You have a vote, Mrs Evans. Now, why don’t you take advantage of it? I have a vote. Really, anyone would think that the emancipation of women had never happened. Dear Mrs Evans, let us march together to our local headquarters and protest in no uncertain terms. Let us put forward our proposals, compile our facts, present our case, demand our rights. The men – they are logical, brave, humanitarian, creative, heroic – the men are sneering at us. How the insults fly. You hear what they are saying, as we run the gauntlet between womb and tomb? ‘Stop trying to be a man! Stop being such a bloody woman! You’re too strong! you’re too weak! Get out! Come back…’ When we were young, we said the hell with it and used our breasts as shields. But the tears fall so easy when they take away love.

Peter Finch kisses Anne Bancroft on the forehead in a scene from the film ‘The Pumpkin Eater’, 1964. (Photo by Columbia Pictures/Getty Images)

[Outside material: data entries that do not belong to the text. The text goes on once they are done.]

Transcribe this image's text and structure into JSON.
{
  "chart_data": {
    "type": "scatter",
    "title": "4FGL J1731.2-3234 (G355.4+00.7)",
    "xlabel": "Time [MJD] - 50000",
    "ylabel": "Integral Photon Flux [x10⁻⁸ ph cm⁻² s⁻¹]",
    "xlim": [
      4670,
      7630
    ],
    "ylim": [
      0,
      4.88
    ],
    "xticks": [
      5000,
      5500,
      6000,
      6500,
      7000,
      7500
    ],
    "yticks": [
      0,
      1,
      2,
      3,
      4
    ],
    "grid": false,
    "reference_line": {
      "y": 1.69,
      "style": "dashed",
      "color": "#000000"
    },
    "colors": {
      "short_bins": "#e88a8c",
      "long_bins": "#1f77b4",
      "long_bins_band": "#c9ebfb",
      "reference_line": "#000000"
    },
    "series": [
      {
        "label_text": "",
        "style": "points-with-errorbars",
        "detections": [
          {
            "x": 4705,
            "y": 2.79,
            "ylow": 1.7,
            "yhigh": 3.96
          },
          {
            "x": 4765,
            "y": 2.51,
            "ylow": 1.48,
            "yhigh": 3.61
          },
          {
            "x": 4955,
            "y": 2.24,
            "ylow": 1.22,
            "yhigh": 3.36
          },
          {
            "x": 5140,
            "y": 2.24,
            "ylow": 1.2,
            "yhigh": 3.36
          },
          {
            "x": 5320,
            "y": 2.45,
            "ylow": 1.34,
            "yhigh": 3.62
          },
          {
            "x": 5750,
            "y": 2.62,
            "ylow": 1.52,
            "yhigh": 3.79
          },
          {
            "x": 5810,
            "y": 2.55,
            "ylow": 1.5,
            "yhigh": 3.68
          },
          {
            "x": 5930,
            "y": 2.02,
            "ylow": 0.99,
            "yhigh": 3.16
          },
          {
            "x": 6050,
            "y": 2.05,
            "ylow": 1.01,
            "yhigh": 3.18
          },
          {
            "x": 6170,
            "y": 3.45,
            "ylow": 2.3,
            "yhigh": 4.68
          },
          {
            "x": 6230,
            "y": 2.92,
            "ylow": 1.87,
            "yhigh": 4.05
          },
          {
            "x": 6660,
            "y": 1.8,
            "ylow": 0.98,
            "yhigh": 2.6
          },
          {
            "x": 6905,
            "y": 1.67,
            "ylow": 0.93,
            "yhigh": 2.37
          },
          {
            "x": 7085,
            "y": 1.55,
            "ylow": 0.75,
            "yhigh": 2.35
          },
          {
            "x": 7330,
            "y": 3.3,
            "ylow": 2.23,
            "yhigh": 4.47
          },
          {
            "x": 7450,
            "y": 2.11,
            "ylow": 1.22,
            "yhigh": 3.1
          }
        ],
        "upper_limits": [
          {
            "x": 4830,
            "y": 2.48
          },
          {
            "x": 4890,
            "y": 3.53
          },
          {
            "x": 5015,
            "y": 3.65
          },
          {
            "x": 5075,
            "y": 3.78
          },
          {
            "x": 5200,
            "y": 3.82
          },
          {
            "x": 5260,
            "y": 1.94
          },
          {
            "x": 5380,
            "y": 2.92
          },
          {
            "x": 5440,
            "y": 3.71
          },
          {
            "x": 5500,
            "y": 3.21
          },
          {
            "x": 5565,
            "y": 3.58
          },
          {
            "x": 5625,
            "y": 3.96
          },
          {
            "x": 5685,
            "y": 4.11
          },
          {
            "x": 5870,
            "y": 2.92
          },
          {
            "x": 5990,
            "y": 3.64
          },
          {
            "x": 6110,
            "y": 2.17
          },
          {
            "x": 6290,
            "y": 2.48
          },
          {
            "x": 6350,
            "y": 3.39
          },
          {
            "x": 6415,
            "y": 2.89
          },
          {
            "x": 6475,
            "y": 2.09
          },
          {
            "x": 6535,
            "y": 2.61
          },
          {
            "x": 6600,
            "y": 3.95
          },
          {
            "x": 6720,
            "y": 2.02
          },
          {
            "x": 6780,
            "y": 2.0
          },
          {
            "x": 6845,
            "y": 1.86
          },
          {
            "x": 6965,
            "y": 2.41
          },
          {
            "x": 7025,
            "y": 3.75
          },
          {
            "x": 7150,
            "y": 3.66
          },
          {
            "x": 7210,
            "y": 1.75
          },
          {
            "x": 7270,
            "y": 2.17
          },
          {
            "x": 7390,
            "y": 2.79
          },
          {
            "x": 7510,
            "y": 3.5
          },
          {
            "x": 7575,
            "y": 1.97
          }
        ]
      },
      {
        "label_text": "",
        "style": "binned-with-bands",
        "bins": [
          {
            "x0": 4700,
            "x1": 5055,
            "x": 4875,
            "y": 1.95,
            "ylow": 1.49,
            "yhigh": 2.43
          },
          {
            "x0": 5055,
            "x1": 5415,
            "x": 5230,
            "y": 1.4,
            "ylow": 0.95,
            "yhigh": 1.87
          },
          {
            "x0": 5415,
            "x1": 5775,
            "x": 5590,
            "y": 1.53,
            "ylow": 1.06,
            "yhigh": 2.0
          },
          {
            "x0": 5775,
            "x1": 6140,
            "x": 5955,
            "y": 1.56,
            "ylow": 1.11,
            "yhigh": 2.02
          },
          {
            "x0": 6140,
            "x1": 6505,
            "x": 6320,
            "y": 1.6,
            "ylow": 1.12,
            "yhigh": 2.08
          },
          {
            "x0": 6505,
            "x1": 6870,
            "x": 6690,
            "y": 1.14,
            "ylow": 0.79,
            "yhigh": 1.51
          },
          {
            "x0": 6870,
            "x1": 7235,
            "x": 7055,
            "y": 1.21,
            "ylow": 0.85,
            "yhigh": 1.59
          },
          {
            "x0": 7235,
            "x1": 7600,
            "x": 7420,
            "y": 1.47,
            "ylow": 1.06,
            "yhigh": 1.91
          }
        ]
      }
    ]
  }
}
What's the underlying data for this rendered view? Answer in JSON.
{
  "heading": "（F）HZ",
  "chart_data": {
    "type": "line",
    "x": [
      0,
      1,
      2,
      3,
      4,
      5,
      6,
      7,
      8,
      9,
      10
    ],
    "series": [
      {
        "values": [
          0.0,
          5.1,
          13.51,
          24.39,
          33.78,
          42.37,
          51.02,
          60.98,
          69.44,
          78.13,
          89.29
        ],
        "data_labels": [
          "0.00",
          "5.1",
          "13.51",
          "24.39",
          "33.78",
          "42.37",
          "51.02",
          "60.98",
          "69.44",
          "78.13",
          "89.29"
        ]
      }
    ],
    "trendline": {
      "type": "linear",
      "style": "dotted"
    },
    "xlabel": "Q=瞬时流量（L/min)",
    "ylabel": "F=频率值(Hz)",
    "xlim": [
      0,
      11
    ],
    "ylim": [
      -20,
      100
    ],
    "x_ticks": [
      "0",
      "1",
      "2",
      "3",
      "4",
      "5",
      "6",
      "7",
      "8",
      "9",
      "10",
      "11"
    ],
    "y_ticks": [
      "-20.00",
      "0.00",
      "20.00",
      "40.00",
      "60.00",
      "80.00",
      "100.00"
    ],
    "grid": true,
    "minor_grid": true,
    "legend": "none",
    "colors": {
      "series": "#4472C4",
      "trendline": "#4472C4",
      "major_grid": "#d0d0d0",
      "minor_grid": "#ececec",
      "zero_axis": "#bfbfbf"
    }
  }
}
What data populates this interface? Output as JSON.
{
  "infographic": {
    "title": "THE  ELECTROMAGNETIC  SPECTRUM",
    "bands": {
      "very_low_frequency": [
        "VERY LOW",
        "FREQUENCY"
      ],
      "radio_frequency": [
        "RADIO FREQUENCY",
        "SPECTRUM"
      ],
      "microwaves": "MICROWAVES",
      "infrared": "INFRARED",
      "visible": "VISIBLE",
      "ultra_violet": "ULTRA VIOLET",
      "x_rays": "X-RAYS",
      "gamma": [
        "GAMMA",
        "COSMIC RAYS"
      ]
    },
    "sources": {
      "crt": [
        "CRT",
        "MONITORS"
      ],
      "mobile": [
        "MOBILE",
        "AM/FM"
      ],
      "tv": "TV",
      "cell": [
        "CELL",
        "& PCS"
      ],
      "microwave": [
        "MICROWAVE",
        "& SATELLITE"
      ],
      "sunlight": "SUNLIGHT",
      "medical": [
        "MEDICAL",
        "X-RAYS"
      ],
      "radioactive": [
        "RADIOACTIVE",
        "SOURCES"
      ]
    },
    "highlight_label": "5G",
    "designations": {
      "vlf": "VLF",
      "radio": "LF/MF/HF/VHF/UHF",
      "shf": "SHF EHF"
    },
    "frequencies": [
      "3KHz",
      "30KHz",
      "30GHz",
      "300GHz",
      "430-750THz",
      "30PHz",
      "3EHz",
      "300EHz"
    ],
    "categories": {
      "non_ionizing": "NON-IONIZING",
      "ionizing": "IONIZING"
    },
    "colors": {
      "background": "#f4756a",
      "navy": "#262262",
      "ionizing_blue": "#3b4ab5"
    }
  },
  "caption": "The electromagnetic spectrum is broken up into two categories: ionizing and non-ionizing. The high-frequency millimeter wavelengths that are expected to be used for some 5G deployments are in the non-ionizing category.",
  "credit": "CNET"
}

If this be insanity, then perhaps all women (at that time) were insane. To me, it seems like a perfectly reasonable response to difficult external circumstances. Yet, although it encapsulates a certain time period, it also feels very modern (and also quite American, so that I often was startled when I came across references to London in the text). Perhaps I say American because it reminded me of Shirley Jackson’s home life. I think the two of them would have got along very well.